Moral Taste: Aesthetics, Subjectivity, and Social Power in the Nineteenth-Century Novel.
Description
Contains Bibliography, Index
$75.00
ISBN 978-0-8020-9138-3
DDC 823'.809355
Author
Publisher
Year
Contributor
Elisabeth Anne MacDonald-Murray is a private scholar, writing and
editing in Souris, Manitoba.
Review
Victorian fictional heroines, as Marjorie Garson points out, are always known for their ineffable natural good taste. Moral Taste examines how novels of the 19th century portrayed middle-class anxieties surrounding subjectivity and entitlement through the portrayal and sanctioning of contemporary constructions of taste. The very concept of “taste,” which was applied to a wide variety of social behaviours and sensibilities, held a quality of prestige in Victorian middle-class society that conveyed a broad sense of refinement and privilege. It was this privilege to which the middle classes aspired in their quest for cultural and moral authority within 19th-century British society, and their appropriation of the discourse of taste played an important role in bourgeois social and cultural advancement.
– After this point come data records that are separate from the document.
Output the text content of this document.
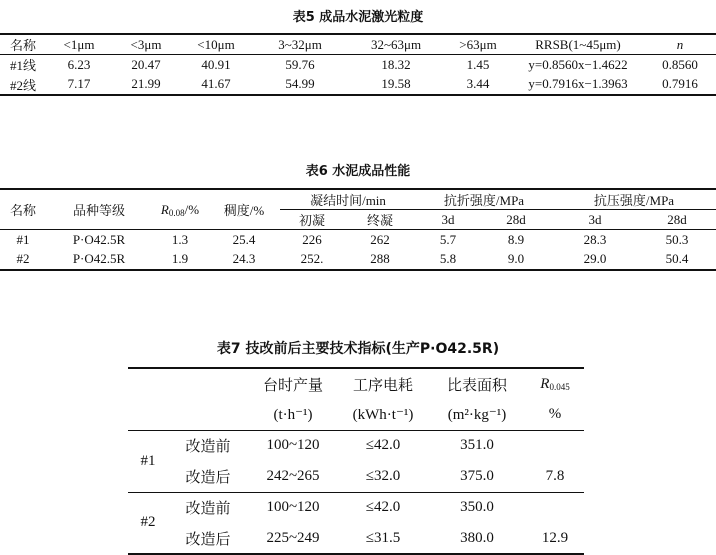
表5 成品水泥激光粒度
名称	<1μm	<3μm	<10μm	3~32μm	32~63μm	>63μm	RRSB(1~45μm)	n
#1线	6.23	20.47	40.91	59.76	18.32	1.45	y=0.8560x−1.4622	0.8560
#2线	7.17	21.99	41.67	54.99	19.58	3.44	y=0.7916x−1.3963	0.7916
表6 水泥成品性能
名称	品种等级	$R_{0.08}/\%$	稠度/%	凝结时间/min		抗折强度/MPa		抗压强度/MPa	
				初凝	终凝	3d	28d	3d	28d
#1	P·O42.5R	1.3	25.4	226	262	5.7	8.9	28.3	50.3
#2	P·O42.5R	1.9	24.3	252.	288	5.8	9.0	29.0	50.4
表7 技改前后主要技术指标(生产P·O42.5R)
		台时产量	工序电耗	比表面积	$R_{0.045}$
		(t·h⁻¹)	(kWh·t⁻¹)	(m²·kg⁻¹)	%
#1	改造前	100~120	≤42.0	351.0	
	改造后	242~265	≤32.0	375.0	7.8
#2	改造前	100~120	≤42.0	350.0	
	改造后	225~249	≤31.5	380.0	12.9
Referencing the work of scholars in aesthetic, sociological, and postmodern gender theory, Garson studies the different representations of taste in a selection of representative literary texts of the period, tracing the links and correspondences between fictional portrayals of tastefulness and the ongoing cultural and social agenda. She refers to the theories of Thorstein Veblen, Erving Goffman, and Judith Butler concerning material consumption, social performance and subjectivity, and gender, and she points to the relevance of their arguments in the study of the discourse of taste in writers such as Jane Austen and Charlotte Brontë. Her principal reference, however, is the social analysis of Pierre Bourdieu, who theorizes that taste is a series of cultural choices that determine and define an individual’s moral and cultural status rather than an aesthetic response to high art. Through a formalist close reading of selected primary texts, which seeks to examine the internal literary structure while revealing its inherent instabilities, contradictions, and cultural dependencies, Garson reveals the interplay between the embedded representations of taste and the construction of middle-class subjectivity and provides a valuable contribution to current Victorian scholarship.